Spiritualität und Selbstaufgabe

Um mit der Botschaft Jesu Erfahrungen zu machen, ist es nötig, sich auf eine Weltsicht einzulassen, die eigene Sichtweisen und Gewohnheiten
relativiert. Dazu gehört die Bereitschaft, sich selbst nicht absolut zu setzen, sondern sich in der Begegnung mit Menschen, Situationen und Ideen herausfordern zu lassen.

In der traditionellen Frömmigkeit wird mitunter die Meinung vertreten, dass ein Leben nach der Botschaft Jesu nur dann möglich ist, wenn sich der einzelne „aufgibt“ und mit dem „Wir“ der Kirche verbindet.
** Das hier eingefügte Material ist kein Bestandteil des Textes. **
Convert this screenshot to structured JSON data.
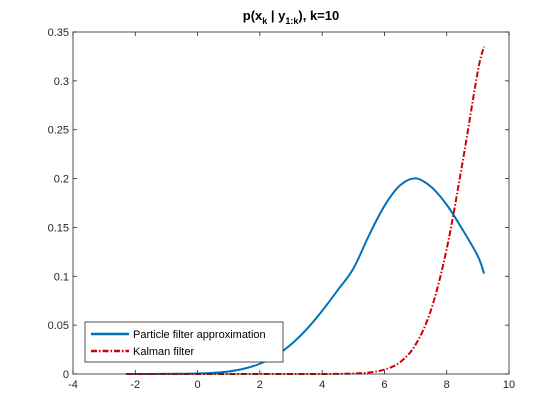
{
  "chart_data": {
    "type": "line",
    "title": {
      "prefix": "p(x",
      "sub1": "k",
      "mid": " |  y",
      "sub2": "1:k",
      "suffix": "), k=10"
    },
    "xlabel": "",
    "ylabel": "",
    "xlim": [
      -4,
      10
    ],
    "ylim": [
      0,
      0.35
    ],
    "xticks": [
      -4,
      -2,
      0,
      2,
      4,
      6,
      8,
      10
    ],
    "yticks": [
      0,
      0.05,
      0.1,
      0.15,
      0.2,
      0.25,
      0.3,
      0.35
    ],
    "xtick_labels": [
      "-4",
      "-2",
      "0",
      "2",
      "4",
      "6",
      "8",
      "10"
    ],
    "ytick_labels": [
      "0",
      "0.05",
      "0.1",
      "0.15",
      "0.2",
      "0.25",
      "0.3",
      "0.35"
    ],
    "grid": false,
    "legend_position": "bottom-left",
    "series": [
      {
        "name": "Particle filter approximation",
        "color": "#0072BD",
        "style": "solid",
        "x": [
          -2.3,
          -1.5,
          -0.5,
          0,
          0.5,
          1,
          1.5,
          2,
          2.5,
          3,
          3.5,
          4,
          4.5,
          5,
          5.5,
          6,
          6.5,
          7,
          7.5,
          8,
          8.5,
          9,
          9.2
        ],
        "y": [
          0.0,
          0.0,
          0.0002,
          0.0005,
          0.0012,
          0.0026,
          0.0055,
          0.0105,
          0.0185,
          0.0302,
          0.0457,
          0.0646,
          0.0858,
          0.1077,
          0.1416,
          0.172,
          0.193,
          0.2002,
          0.1915,
          0.1732,
          0.1482,
          0.1206,
          0.1028
        ]
      },
      {
        "name": "Kalman filter",
        "color": "#D40000",
        "style": "dashdot",
        "x": [
          -2.3,
          0,
          2,
          4,
          5,
          5.5,
          6,
          6.5,
          7,
          7.5,
          8,
          8.5,
          9,
          9.2
        ],
        "y": [
          0.0,
          0.0,
          0.0,
          0.0,
          0.0005,
          0.0015,
          0.0045,
          0.012,
          0.03,
          0.066,
          0.128,
          0.215,
          0.31,
          0.335
        ]
      }
    ]
  }
}
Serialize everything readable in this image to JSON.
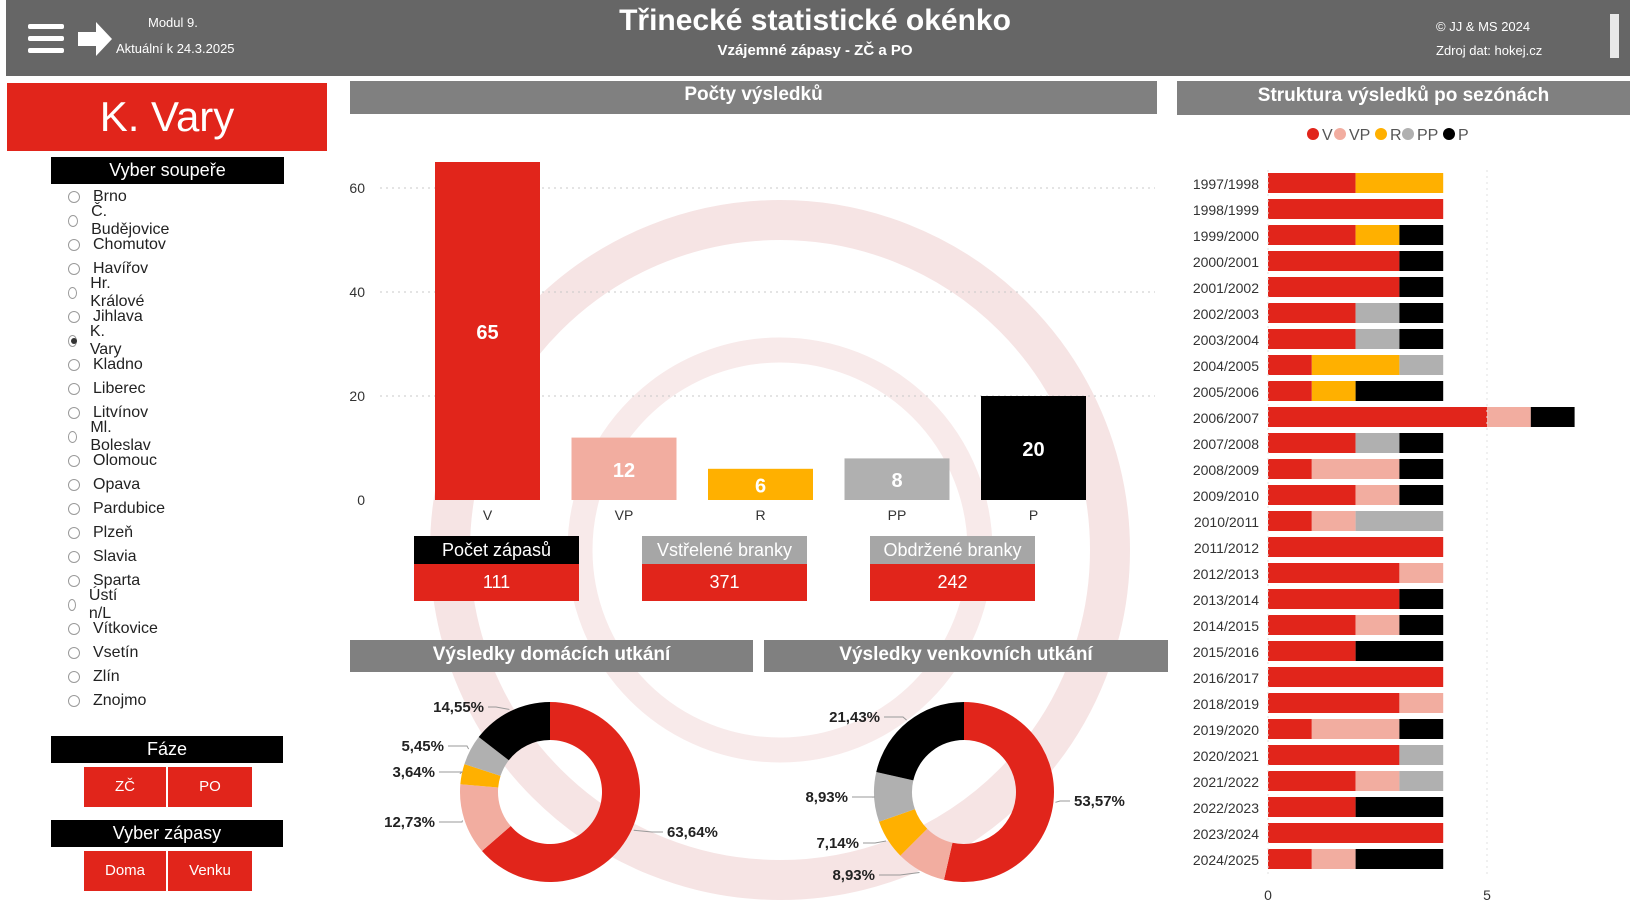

Statt den Mut einzuüben, sich immer stärker dem Reich Gottes anzuvertrauen, geht es darum, sich kirchlichen Vorgaben immer bereitwilliger zu unterwerfen.    

Wenn sich die Kirche mit Gott „verwechselt“ und sich selbst an die Stelle Gottes setzt, wird die befreienden Botschaft Jesu ins Gegenteil verkehrt und zum Mittel von Machtmissbrauch und Unterdrückung.

Das Reich Gottes ist als Lebensmöglichkeit jedem einzelnen immer schon zugesagt und verwirklicht sich nicht durch das Befolgen von Anordnungen, sondern durch befreiende Erfahrungen im eigenen Leben. 

Die Kirche dient nur dann dem Reich Gottes, wenn die Verbindung mit ihr dazu führt, dass Menschen stärker, selbst bestimmter und mutiger werden, deutlicher wahrnehmen, was für sie richtig und gut ist und zugleich die Offenheit gewinnen,
sich von der Not anderer ansprechen zu lassen.